誰かに追いかけられる夢や理不尽な化け物がめっきり姿を見せず、夢は逆に何でもない日常の夢を見た。
数えられるくらいだけど。
しかし、金縛りのパターンだけは別物と言わんばかりに、激しさを増してくる。
今までとは明らかに激しく響く様な音になり、激しい落下する感覚は目に回った。
まるで、化け物が必死で引き込もうとするように思えて、夜になって眠るのが怖くなるほどであった。
夢に登場する聞こえる声やなんだかわからないものの声の大きさに、毎回違いがあるのが分かった。

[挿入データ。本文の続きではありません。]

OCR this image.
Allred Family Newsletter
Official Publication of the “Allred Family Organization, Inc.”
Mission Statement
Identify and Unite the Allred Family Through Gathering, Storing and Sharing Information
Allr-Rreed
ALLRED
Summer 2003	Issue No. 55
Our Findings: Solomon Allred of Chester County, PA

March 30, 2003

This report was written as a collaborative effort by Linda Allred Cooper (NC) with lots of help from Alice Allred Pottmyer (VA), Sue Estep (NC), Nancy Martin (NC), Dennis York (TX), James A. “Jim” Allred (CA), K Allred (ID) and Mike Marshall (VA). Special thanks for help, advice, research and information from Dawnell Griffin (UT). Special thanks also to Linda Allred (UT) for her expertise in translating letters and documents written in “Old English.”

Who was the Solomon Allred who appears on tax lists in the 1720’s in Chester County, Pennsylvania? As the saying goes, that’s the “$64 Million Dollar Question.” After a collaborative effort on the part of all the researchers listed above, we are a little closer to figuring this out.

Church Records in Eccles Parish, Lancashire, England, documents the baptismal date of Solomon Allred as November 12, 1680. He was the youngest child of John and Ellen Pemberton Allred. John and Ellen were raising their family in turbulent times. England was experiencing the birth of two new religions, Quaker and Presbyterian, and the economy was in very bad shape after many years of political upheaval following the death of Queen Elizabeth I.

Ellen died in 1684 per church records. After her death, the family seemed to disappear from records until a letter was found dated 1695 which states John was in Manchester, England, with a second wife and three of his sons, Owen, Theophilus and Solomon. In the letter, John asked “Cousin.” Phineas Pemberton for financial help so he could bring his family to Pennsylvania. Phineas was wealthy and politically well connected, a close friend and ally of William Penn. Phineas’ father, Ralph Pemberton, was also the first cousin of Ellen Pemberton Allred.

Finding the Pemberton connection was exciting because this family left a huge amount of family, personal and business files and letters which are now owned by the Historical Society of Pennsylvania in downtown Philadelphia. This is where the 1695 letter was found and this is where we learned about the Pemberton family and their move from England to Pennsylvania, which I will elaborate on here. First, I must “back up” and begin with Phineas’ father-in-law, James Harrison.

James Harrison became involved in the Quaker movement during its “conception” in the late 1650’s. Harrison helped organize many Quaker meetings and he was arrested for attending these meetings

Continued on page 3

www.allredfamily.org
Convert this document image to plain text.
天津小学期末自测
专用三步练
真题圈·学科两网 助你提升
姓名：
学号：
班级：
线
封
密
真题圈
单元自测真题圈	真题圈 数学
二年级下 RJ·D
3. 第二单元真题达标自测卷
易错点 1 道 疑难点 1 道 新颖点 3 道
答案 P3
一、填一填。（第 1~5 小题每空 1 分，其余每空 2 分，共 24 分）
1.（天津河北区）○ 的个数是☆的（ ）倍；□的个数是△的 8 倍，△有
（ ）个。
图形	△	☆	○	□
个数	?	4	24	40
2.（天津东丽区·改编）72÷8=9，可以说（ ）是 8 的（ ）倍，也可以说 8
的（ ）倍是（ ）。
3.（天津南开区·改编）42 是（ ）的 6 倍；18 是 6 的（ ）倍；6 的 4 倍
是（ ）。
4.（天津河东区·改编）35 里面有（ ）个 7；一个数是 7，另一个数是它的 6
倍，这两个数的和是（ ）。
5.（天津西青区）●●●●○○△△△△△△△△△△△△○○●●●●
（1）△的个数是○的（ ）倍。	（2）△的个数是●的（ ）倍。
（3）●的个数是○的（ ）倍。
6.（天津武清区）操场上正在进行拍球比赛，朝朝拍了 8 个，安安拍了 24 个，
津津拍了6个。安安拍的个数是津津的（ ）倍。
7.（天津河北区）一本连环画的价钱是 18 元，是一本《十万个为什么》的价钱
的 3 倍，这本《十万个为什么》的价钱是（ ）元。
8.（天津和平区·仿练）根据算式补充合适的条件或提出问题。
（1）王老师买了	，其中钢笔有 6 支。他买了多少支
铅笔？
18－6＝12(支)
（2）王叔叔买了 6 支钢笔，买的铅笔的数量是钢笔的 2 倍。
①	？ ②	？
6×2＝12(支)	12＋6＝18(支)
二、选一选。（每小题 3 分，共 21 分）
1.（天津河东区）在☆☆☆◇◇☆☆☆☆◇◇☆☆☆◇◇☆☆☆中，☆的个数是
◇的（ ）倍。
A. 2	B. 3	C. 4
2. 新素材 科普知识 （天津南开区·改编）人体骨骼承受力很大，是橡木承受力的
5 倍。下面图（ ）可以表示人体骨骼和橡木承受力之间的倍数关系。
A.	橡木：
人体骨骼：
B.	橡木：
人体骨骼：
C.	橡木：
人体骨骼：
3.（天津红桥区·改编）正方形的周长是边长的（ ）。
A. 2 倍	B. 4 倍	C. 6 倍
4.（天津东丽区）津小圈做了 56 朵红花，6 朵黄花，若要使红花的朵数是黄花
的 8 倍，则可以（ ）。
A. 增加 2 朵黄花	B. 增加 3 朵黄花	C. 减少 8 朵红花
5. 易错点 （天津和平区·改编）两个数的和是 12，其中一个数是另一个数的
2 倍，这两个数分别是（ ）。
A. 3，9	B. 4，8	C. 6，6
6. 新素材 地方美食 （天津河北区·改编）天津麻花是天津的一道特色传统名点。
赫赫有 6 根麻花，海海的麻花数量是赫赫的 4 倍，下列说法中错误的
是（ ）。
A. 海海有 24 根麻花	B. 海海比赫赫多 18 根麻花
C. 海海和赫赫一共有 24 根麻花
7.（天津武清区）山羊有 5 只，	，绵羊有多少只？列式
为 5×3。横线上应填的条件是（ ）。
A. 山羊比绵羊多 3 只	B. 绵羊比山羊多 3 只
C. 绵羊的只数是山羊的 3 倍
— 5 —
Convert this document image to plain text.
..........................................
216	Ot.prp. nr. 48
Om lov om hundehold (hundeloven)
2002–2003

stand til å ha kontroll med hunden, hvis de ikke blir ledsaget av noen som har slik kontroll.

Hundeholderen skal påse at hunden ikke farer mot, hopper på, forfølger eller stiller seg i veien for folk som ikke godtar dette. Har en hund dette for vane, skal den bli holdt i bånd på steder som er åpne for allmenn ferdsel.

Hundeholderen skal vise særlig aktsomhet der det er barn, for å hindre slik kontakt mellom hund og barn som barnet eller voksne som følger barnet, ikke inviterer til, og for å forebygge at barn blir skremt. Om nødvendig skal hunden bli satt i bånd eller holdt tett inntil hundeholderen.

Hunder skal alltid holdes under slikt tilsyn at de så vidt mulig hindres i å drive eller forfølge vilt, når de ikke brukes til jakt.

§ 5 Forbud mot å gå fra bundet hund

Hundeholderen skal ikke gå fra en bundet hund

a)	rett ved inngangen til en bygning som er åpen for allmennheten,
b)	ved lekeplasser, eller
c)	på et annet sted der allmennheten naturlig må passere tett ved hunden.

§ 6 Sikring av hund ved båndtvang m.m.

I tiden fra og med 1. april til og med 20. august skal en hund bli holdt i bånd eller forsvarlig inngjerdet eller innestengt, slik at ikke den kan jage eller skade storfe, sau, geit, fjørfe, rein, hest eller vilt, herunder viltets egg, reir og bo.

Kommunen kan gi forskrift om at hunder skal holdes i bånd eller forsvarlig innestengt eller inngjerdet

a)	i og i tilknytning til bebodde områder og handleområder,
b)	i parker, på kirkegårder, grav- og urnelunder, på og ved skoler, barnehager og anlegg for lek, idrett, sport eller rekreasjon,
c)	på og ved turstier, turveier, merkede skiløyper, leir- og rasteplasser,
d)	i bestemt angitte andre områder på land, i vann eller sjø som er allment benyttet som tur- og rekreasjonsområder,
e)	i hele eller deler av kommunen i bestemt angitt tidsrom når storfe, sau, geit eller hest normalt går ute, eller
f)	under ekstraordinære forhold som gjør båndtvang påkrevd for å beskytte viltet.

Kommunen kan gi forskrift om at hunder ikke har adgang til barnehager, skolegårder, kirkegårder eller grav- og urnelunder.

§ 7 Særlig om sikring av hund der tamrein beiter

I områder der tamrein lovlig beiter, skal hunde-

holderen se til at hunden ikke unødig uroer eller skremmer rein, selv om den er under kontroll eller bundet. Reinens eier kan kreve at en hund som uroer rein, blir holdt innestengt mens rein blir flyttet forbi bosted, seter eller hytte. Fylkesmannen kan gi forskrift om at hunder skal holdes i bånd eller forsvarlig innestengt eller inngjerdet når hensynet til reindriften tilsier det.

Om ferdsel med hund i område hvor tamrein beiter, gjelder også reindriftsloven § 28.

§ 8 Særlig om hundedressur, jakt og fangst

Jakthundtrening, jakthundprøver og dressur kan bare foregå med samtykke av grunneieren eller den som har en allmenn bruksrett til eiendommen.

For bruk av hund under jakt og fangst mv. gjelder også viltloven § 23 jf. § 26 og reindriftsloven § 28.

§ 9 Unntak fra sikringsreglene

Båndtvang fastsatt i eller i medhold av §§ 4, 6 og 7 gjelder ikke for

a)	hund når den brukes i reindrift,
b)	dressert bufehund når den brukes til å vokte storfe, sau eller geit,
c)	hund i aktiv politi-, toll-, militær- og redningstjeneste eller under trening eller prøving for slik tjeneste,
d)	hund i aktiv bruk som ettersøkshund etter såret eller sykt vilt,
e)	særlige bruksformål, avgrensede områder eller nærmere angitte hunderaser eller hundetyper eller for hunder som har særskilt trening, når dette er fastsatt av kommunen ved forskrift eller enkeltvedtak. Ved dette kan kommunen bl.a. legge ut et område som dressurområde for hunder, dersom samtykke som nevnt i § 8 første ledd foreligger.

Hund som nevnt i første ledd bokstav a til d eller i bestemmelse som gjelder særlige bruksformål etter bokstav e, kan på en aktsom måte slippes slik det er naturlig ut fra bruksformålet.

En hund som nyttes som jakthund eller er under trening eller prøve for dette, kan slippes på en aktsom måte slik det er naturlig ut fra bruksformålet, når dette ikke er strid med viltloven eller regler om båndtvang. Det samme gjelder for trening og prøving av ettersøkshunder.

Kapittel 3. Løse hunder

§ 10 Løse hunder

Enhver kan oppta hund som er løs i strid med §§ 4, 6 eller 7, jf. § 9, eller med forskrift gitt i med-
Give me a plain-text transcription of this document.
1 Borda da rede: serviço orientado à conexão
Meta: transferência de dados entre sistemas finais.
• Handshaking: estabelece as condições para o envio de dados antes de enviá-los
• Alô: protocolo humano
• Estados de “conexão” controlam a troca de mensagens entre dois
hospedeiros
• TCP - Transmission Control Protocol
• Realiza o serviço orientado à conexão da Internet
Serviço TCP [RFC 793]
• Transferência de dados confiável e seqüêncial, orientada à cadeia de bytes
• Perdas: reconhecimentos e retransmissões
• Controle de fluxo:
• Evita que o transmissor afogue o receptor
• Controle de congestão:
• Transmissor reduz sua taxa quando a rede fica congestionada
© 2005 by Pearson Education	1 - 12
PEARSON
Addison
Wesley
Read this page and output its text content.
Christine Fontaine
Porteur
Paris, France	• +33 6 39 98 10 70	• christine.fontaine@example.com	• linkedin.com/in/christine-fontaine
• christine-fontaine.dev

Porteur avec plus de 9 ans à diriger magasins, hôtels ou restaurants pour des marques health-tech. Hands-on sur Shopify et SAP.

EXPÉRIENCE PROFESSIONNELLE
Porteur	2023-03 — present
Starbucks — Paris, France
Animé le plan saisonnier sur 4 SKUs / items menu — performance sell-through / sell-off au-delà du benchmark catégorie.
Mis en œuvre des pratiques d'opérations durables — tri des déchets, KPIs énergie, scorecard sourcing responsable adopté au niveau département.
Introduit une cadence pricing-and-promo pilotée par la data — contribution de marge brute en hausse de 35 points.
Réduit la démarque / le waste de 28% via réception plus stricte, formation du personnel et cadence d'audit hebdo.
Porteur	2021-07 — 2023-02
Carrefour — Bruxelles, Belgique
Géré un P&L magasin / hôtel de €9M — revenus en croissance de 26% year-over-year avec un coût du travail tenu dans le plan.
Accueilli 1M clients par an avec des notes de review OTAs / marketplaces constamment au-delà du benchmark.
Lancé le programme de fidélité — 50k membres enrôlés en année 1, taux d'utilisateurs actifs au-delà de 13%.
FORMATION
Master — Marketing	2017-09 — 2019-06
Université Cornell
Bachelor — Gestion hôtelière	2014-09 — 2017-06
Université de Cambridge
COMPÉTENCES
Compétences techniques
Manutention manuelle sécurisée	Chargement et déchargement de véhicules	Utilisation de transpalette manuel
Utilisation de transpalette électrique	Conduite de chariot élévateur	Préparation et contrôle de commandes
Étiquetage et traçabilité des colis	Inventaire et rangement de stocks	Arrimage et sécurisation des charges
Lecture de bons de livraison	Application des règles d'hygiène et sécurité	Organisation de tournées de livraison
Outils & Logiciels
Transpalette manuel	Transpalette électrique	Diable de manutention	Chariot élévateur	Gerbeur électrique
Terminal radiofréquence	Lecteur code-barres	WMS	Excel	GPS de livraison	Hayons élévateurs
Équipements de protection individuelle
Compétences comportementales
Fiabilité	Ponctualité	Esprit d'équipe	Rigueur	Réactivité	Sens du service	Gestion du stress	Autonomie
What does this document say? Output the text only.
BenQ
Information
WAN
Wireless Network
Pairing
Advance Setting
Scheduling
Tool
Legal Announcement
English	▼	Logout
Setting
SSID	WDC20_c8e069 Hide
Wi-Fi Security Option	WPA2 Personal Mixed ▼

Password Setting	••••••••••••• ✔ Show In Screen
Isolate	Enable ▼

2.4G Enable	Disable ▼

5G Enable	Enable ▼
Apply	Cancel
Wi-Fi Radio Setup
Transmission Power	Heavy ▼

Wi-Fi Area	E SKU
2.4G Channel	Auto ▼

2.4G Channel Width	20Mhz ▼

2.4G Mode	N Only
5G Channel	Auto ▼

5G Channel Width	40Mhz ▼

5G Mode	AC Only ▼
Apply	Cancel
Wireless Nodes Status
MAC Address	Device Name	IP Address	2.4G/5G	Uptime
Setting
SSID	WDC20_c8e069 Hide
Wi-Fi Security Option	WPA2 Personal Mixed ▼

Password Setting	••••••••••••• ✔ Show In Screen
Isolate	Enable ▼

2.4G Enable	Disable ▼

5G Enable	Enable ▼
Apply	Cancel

普通に通学している場面、からゴゴゴ・・・って始まる。
また始まったよ・・・いつもながら面倒だった。
拷問をされているようで、早く抜けたかった。
そう・・・、浮き上がって抜ける。
そういう感じで頑張るのが一番解け易いやり方だった。
そして一度抜けるとそれ以上金縛りはないので、そこまで来るのが大事だ。
こんなのどうやって書けばいいの?
まともに人に話せるわけないし。
着色なしだからかもしれないけど、こういう表現しかできないというか、着色しないで表現するとこうなってしまう。
後で客観的に読むと、おかしな書き方してるなと思う。
どう描いたら的確な表現になるのか、どう書けば正確なのか、どう言えば伝わるのか。